今回はSGLT2阻害薬に関するトピックを取り上げています。SGLT2阻害薬の重大な副作用による使用上の注意改訂、腎臓および心血管アウトカムへの効果について、重要な発表がされていますので、是非ご確認頂き、安全性を考慮にいれた血糖降下薬の効果について先生のお考えを伺う際等にお役立てください。

 

SGLT2阻害薬の「使用上の注意」の改訂 (5月9日)

医薬品医療機器総合機構(PMDA)が、SGLT2阻害薬の「使用上の注意」の改訂について以下の2点を公表した。(1)「重要な基本的注意」の尿路感染、性器感染に関する記載の項に、外陰部及び会陰部の壊死性筋膜炎(フルニエ壊疽)に関する注意を追記  (2) 「重大な副作用」の項に「外陰部及び会陰部の壊死性筋膜炎(フルニエ壊疽)」を追記。

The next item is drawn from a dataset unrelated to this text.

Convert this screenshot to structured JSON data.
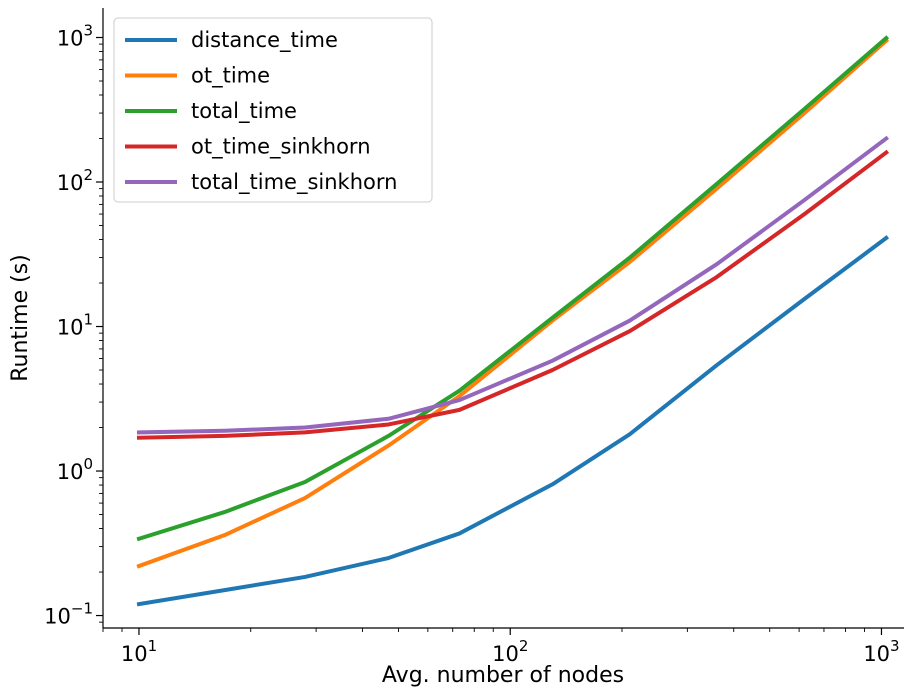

改訂の背景として、国内外の症例報告、複数のSGLT2阻害剤(ダパグリフロジン、カナグリフロジン、エンパグリフロジン)でフルニエ壊疽又は壊死性筋膜炎の副作用報告数が、データベース全体から期待される値より高いことが統計学的に示されたこと、薬理作用の影響を否定できないことが発表された。

 

EMPA-REG OUTCOME試験における複合腎・心血管イベントへの効果 (4月15日)

EMPA-REG OUTCOME試験における複合腎・心血管イベントへの効果は、全体集団、ベースライン時の顕性アルブミン尿を伴う糖尿病性腎臓病(DKD)患者、およびその他の糖尿病患者において一貫していたことが、国際腎臓学会のWorld Congress of Nephrology 2019にて公表された。

本試験の全体集団において、エンパグリフロジン群はプラセボ群と比較し、複合腎・心血管イベントリスクを43%低下させた(HR:0.57、95%CI:0.46-0.70)。腎イベントリスクが高い集団である、ベースライン時の顕性アルブミン尿を伴う DKD 患者においては54%低下させ(HR:0.46、95%CI:0.31-0.68)、その他の患者においても41%低下させた(HR:0.59、95%CI:0.46-0.75)。

 

SGLT2阻害薬による糖尿病性腎症患者の腎アウトカム改善効果について (4月14日)

糖尿病性腎症患者において、追跡期間2.62年(中央値)で、カナグリフロジン群の方がプラセボ群よりも腎不全および心血管イベントのリスクが低かったというCREDENCE試験の研究結果がNEJMで発表された。

本試験は、糖尿病性腎症を有する2型糖尿病患者4,401例を対象に、プラセボを対照としたカナグリフロジン100mg投与による腎アウトカムを検証した無作為化二重盲検比較試験であり、症例における糖尿病罹病期間は平均16年、ベースラインのHbA1cは平均値8.3%、平均eGFRは56ml/min/1.73m2、平均Alb尿値は927mg/gCreであった。

末期腎不全への進行、血清Creの倍増、腎疾患による死亡といった腎アウトカムに関しては34%のリスク減少を示した(HR:0.66、95%CI:0.53-0.81、p<0.001)。さらに心血管死、心筋梗塞、脳卒中といった主要心血管イベントおよび心不全による入院も減少させ、下肢切断率や骨折率の上昇について本試験においては認めらなかった。